A group of women who said they were forced to provide sex for the Japanese military in the 1930s and 1940s angrily accused the government Wednesday of trying to suppress the truth about Japan's past human rights violations.
"Why were the women taken and the blossom of their youth ripped apart?" one South Korean cried out before a symposium audience of about 500 people."You have ignored us for years, but you can never ignore us again," another said before being escorted from a stage where women from North and South Korea, the Philippines, the Netherlands, China and Taiwan recounted their experiences as so-called "comfort women" for the Japanese army.
Historians say up to 200,000 women were forced to work in brothels in Asia and the Pacific region serving Japanese soldiers and civilians working for the military.
Japan admitted last year that it was involved in using the women, but it maintains all went willingly. Japan's stance has elicited bitter accusations from women who have kept silent for 50 years.
Each woman who spoke broke down in tears as she told her story.
After North Korean Kim Yang-Sih finished speaking, a group of South Korean women rushed onto the stage and embraced her, kissing and crying.

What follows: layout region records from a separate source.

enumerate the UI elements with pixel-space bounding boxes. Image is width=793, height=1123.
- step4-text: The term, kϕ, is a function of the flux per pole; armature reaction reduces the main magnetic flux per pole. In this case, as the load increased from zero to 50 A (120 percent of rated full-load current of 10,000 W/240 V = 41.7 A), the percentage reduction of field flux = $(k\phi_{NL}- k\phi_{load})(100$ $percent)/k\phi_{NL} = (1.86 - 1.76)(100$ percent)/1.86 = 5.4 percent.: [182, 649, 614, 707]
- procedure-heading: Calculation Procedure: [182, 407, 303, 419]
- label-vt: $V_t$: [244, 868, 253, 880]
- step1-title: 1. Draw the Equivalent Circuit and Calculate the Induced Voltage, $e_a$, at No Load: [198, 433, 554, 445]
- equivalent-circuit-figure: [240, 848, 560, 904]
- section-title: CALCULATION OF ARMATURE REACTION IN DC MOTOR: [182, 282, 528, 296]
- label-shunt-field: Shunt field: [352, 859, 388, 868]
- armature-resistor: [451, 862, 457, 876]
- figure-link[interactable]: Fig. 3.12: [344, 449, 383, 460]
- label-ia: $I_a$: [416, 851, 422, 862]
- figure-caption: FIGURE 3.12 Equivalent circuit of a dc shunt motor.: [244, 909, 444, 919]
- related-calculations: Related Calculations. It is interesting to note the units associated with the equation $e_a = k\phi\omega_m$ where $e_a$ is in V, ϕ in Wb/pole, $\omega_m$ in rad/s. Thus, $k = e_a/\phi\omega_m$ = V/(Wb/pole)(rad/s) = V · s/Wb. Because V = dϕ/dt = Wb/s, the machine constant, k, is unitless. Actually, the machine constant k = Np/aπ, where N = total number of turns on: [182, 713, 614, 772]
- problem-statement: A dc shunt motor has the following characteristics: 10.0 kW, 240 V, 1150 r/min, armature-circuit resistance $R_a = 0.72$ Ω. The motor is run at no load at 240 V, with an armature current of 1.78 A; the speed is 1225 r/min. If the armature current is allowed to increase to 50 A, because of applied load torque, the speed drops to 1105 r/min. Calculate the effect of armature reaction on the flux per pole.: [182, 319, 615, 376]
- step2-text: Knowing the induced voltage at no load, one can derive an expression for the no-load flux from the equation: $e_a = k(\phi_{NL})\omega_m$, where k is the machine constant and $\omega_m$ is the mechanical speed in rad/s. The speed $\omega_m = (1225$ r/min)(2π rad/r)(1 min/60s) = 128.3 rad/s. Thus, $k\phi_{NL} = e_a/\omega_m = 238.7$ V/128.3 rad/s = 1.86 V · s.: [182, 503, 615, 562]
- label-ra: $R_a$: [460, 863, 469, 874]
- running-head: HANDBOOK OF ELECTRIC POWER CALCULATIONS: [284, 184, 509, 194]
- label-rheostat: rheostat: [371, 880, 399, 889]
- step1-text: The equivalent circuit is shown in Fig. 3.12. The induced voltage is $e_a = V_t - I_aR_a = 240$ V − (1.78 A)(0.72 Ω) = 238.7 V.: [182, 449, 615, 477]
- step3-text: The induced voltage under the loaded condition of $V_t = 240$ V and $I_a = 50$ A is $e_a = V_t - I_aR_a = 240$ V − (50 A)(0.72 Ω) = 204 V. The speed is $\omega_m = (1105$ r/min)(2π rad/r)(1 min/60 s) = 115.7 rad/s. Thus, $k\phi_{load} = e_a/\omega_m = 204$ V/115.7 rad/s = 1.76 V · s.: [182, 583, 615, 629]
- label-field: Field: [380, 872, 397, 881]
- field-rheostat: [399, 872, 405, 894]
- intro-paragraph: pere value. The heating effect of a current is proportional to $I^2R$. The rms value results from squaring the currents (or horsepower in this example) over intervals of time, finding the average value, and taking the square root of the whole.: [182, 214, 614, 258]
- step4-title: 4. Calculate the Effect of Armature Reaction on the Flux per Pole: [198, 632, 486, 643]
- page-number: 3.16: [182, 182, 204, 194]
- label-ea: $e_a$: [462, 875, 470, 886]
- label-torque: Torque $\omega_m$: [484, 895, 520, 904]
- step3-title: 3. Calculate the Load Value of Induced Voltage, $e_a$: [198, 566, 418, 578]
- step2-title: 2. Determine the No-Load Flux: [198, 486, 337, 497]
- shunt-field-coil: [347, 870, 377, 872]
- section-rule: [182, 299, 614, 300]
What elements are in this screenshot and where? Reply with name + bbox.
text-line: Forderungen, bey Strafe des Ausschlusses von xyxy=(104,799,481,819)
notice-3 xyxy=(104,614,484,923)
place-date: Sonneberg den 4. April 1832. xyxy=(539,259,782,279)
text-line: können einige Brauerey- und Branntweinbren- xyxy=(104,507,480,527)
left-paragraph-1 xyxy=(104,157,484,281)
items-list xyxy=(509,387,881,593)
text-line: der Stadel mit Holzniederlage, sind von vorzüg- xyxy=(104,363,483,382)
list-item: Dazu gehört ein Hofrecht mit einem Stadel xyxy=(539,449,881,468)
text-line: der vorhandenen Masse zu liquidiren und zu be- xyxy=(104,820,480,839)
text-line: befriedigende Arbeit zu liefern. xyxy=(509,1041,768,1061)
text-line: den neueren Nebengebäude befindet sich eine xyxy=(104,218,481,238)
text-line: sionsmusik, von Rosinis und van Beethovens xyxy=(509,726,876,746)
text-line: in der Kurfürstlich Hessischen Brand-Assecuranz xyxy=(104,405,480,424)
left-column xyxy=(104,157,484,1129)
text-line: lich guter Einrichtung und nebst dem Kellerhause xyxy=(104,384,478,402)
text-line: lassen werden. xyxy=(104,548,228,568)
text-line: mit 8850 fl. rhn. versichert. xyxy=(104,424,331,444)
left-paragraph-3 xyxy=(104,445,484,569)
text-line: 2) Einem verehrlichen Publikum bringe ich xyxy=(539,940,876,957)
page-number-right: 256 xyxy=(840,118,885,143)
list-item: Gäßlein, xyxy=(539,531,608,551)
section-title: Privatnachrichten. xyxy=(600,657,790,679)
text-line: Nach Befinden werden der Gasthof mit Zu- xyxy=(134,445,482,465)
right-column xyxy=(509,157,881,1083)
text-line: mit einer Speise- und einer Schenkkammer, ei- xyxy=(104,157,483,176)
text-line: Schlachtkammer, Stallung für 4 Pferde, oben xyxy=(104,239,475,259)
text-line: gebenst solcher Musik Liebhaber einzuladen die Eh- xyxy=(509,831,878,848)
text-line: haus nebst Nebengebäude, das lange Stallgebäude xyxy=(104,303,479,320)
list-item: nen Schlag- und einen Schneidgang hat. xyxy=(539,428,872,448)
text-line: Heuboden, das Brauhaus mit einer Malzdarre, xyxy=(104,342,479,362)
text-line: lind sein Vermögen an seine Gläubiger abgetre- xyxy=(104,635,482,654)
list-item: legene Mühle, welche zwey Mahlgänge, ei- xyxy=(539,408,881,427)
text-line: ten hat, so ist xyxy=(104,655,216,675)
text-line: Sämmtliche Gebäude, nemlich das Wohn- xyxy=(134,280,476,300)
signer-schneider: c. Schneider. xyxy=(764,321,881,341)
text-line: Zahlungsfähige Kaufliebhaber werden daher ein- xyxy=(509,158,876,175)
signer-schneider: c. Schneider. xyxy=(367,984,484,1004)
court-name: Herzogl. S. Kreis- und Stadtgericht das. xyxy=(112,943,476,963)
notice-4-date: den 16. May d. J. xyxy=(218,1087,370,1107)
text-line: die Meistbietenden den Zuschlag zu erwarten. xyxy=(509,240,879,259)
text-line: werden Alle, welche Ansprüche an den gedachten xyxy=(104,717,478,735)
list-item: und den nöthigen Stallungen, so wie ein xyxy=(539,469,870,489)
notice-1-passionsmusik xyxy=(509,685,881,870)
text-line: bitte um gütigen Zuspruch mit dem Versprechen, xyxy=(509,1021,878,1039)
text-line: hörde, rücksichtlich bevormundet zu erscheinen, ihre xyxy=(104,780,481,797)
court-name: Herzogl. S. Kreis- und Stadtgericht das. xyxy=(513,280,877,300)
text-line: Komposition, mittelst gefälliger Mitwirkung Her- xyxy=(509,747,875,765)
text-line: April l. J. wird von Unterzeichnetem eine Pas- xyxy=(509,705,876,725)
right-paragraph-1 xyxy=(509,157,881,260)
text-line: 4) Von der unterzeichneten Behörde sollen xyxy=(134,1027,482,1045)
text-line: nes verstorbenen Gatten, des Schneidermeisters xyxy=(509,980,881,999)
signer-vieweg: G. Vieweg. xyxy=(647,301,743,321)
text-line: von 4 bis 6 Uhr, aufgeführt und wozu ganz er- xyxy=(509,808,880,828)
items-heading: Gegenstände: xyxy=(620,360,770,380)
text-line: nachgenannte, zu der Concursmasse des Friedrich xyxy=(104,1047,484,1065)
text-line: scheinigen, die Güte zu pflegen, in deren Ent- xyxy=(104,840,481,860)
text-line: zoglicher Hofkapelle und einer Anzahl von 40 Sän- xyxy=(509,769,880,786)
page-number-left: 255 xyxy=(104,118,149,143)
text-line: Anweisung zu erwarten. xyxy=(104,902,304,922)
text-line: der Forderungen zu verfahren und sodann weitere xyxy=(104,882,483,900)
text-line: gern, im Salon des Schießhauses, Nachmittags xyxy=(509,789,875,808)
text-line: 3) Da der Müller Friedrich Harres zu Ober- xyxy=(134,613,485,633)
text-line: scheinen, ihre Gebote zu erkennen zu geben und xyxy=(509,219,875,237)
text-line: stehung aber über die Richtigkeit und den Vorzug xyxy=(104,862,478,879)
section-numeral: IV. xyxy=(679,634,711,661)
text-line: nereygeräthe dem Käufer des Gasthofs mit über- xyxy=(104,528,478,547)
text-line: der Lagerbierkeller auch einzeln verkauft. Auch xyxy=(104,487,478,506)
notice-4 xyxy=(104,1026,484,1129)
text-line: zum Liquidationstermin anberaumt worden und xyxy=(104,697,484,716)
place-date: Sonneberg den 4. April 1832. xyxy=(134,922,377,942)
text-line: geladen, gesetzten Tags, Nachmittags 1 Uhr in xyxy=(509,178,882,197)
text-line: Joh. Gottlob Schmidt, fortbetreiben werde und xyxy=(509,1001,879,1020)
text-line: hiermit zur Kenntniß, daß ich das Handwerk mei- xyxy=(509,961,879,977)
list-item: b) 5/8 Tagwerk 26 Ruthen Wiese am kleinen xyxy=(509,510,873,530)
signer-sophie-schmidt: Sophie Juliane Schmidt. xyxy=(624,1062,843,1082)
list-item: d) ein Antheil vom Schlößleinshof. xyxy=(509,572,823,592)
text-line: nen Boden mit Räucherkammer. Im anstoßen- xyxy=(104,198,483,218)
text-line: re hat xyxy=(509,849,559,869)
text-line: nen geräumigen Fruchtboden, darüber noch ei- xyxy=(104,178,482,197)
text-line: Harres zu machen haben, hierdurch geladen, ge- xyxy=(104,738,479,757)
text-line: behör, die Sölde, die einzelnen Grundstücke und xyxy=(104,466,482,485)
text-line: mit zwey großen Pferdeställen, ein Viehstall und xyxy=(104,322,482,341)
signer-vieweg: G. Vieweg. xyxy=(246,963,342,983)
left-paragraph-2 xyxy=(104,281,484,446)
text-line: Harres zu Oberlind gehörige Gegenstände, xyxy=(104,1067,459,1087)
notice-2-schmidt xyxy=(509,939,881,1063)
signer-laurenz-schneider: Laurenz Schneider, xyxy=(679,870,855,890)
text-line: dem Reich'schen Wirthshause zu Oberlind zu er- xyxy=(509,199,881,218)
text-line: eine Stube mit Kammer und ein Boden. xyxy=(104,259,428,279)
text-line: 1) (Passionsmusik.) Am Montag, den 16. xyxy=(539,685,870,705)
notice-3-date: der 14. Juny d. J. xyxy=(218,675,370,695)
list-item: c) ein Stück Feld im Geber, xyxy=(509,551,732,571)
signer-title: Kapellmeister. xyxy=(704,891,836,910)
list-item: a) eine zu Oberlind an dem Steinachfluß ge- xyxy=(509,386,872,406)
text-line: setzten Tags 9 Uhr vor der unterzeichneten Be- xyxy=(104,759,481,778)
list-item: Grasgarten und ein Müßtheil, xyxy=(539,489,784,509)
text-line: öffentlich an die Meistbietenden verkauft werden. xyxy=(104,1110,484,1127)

Wan Ai Hua, a Chinese woman who said she was beaten and forced to have sex with Japanese soldiers in China, collapsed while speaking and had to be taken out of the meeting.
Although the details varied, all the women shared certain experiences. All claimed they were required to have sex with several men daily. One woman said she had sex with between 30 and 50 men every day.
They told of hiding from military recruiters who entered villages or prisoner of war camps in Japanese-controlled areas to select women to provide sexual favors.